"I’ve got 38 years of experience, so I’m capable of making something interesting out of it all."
My usual response to a film with mixed merits is to describe it as “…interesting”, yet, in the case of Nostalgia For The Light, that would be misleading.
Patricio Guzmán accumulated a lot of strong material - beautiful shots of the Atacama desert, mesmerising footage of telescopes tracing the sky and revealing interviews with interesting people - but the whole thing fails to coalesce into a compelling narative. A collection of good riffs that fail to make a great song.
He sets himself a difficult goal, trying to tie together vastly different explorations of the past (mainly astronomy and the political history of Chille), but doesn’t do enough to actually tie them together. All astronomy is seeing into the past, indeed, as one scientist points out, thanks to the speeds of light and consiousness, all our perceptions are of the (very recent) past.

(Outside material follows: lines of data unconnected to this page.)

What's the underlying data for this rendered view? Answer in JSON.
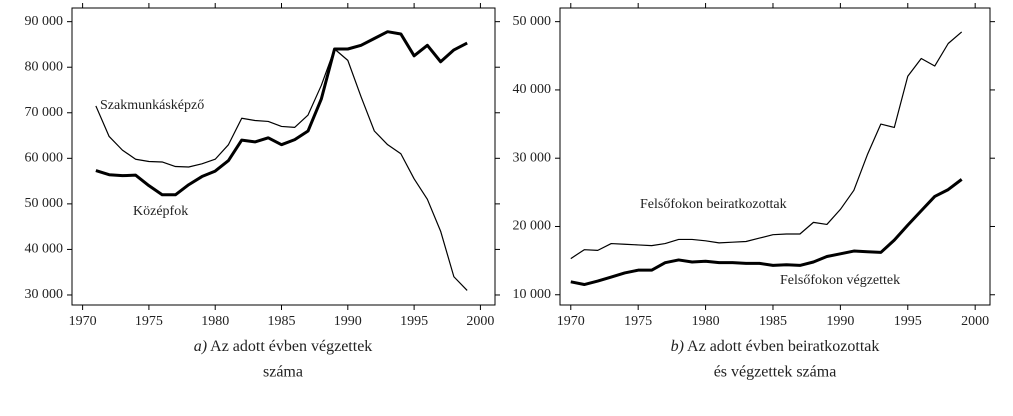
{
  "chart_data": [
    {
      "type": "line",
      "x": [
        1971,
        1972,
        1973,
        1974,
        1975,
        1976,
        1977,
        1978,
        1979,
        1980,
        1981,
        1982,
        1983,
        1984,
        1985,
        1986,
        1987,
        1988,
        1989,
        1990,
        1991,
        1992,
        1993,
        1994,
        1995,
        1996,
        1997,
        1998,
        1999
      ],
      "series": [
        {
          "name": "Szakmunkásképző",
          "color": "#000000",
          "values": [
            71500,
            64800,
            61800,
            59800,
            59300,
            59200,
            58200,
            58100,
            58800,
            59800,
            63000,
            68800,
            68300,
            68100,
            67000,
            66800,
            69500,
            76000,
            84000,
            81500,
            73500,
            66000,
            63000,
            61000,
            55500,
            51000,
            44000,
            34000,
            31000
          ]
        },
        {
          "name": "Középfok",
          "color": "#000000",
          "values": [
            57300,
            56400,
            56200,
            56300,
            54000,
            52000,
            52000,
            54200,
            56000,
            57200,
            59500,
            64000,
            63600,
            64500,
            63000,
            64100,
            66000,
            73000,
            84000,
            84000,
            84800,
            86300,
            87800,
            87300,
            82500,
            84800,
            81200,
            83800,
            85300
          ]
        }
      ],
      "xlim": [
        1969.2,
        2001.1
      ],
      "xticks": [
        1970,
        1975,
        1980,
        1985,
        1990,
        1995,
        2000
      ],
      "ylim": [
        27800,
        93000
      ],
      "yticks": [
        {
          "value": 30000,
          "label": "30 000"
        },
        {
          "value": 40000,
          "label": "40 000"
        },
        {
          "value": 50000,
          "label": "50 000"
        },
        {
          "value": 60000,
          "label": "60 000"
        },
        {
          "value": 70000,
          "label": "70 000"
        },
        {
          "value": 80000,
          "label": "80 000"
        },
        {
          "value": 90000,
          "label": "90 000"
        }
      ],
      "caption_label": "a)",
      "caption": [
        "Az adott évben végzettek",
        "száma"
      ]
    },
    {
      "type": "line",
      "x": [
        1970,
        1971,
        1972,
        1973,
        1974,
        1975,
        1976,
        1977,
        1978,
        1979,
        1980,
        1981,
        1982,
        1983,
        1984,
        1985,
        1986,
        1987,
        1988,
        1989,
        1990,
        1991,
        1992,
        1993,
        1994,
        1995,
        1996,
        1997,
        1998,
        1999
      ],
      "series": [
        {
          "name": "Felsőfokon beiratkozottak",
          "color": "#000000",
          "values": [
            15300,
            16600,
            16500,
            17500,
            17400,
            17300,
            17200,
            17500,
            18100,
            18100,
            17900,
            17600,
            17700,
            17800,
            18300,
            18800,
            18900,
            18900,
            20600,
            20300,
            22500,
            25300,
            30500,
            35000,
            34500,
            42000,
            44600,
            43500,
            46800,
            48500
          ]
        },
        {
          "name": "Felsőfokon végzettek",
          "color": "#000000",
          "values": [
            11900,
            11500,
            12000,
            12600,
            13200,
            13600,
            13600,
            14700,
            15100,
            14800,
            14900,
            14700,
            14700,
            14600,
            14600,
            14300,
            14400,
            14300,
            14800,
            15600,
            16000,
            16400,
            16300,
            16200,
            18000,
            20200,
            22300,
            24400,
            25400,
            26900
          ]
        }
      ],
      "xlim": [
        1969.2,
        2001.1
      ],
      "xticks": [
        1970,
        1975,
        1980,
        1985,
        1990,
        1995,
        2000
      ],
      "ylim": [
        8500,
        52000
      ],
      "yticks": [
        {
          "value": 10000,
          "label": "10 000"
        },
        {
          "value": 20000,
          "label": "20 000"
        },
        {
          "value": 30000,
          "label": "30 000"
        },
        {
          "value": 40000,
          "label": "40 000"
        },
        {
          "value": 50000,
          "label": "50 000"
        }
      ],
      "caption_label": "b)",
      "caption": [
        "Az adott évben beiratkozottak",
        "és végzettek száma"
      ]
    }
  ]
}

On the surface it bears little resemblence to the archeological investigations, but he sets himself the task of unifying it.
The most powerful segments of the film are the women searching the Atacama desert for the bodies of loved ones dissapeared as political prisoners. The whole desert. It’s heartbreaking.
At one point a tearful woman, who’s been searching for years, wishes there was a telescope that could see into the ground to find the bones.
At another point, an enthusiastic scientist shows evidence of calcium, the stuff of bones, in the stars.
Yet, for reasons that escape me, these two clips weren’t edited right next to each other.
The whole pace was so gentle it failed to make the points it was trying to make, it had no urgency, no power. It felt like I was supposed to be inherently interested in what he was trying to do, and that it was enough to produce a drowsy, relaxing film without really trying to make it compelling.
“I’ve got 38 years of experience, so I’m capable of making something interesting out of it all.”